Huntington disease (HD) is a progressive, fatal, neurodegenerative disease, with movement disorder, psychiatric features, and cognitive decline. The neurodegeneration is regionally heterogeneous with preferential loss of striatal medium spiny neurons, but with significant atrophy in other regions. This leads to the question whether this pattern of regional degeneration is circuit related, reflecting the anatomic connections of the affected neurons, or by contrast is multifocal. To address this question, we will perform statistical shape analysis of basal ganglia and examine white matter structures connecting atrophied regions with affected cortical regions. We hypothesize that there will be heterogeneous atrophy in selected subcortical regions, and that shape analysis may detect some localized changes early, before overall volumes change significantly. We hypothesize that regional globus pallidus atrophy will correlate with specific local basal ganglia connections, but that regional striatal atrophy will not entirely correlate with connections predicted by regional cortical atrophy. We will also perform complementary analysis of white matter structures. Specifically Aim 1 will perform cross- sectional statistical shape analysis (caudate, putamen, thalamus, hippocampus, nucleus accumbens and globus pallidus) in 351 subjects with and without prodromal HD;
Aim 2 will perform longitudinal shape analysis on specific subcortical gray matter regions (as listed above) for 351 subjects with scans at 2 time points;
and Aim 3 will perform analysis of white matter structures in to determine whether the regions of striatum most affected receive projections from the regions of cortex most affected, and whether the regions of globus pallidus most affected receive projections from the regions of striatum most affected.

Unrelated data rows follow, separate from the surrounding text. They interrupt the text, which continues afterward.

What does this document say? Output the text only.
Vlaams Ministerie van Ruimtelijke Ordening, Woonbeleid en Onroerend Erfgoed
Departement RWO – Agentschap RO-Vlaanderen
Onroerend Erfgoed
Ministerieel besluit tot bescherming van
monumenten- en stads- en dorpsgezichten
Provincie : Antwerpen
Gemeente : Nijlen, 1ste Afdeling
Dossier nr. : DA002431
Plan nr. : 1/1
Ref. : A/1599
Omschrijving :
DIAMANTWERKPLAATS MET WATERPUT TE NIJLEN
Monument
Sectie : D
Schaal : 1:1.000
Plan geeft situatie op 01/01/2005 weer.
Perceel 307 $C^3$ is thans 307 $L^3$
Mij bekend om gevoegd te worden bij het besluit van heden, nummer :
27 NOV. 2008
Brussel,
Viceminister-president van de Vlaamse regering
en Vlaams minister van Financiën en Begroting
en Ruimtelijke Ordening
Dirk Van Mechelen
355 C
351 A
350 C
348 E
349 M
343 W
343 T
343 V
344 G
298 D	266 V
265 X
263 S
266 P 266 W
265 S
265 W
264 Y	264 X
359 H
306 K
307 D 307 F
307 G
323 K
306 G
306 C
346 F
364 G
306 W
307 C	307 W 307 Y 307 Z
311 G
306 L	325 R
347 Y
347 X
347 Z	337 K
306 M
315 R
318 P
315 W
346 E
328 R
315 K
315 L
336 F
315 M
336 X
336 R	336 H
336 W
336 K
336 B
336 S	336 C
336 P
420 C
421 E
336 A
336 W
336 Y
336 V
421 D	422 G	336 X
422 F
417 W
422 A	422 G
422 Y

Specific sub-regions of atrophy identified in prodromal and early symptomatic Huntington's Disease (HD) will help determine whether neurodegeneration in HD follows a circuit-based pathway connecting brain structures (similar to prion disease, and as hypothesized for Alzheimer's and Parkinson's disease), or is multifocal. These data will be important for planning interventions, which directly target the brain and thus will be directly relevant for HD therapeutics.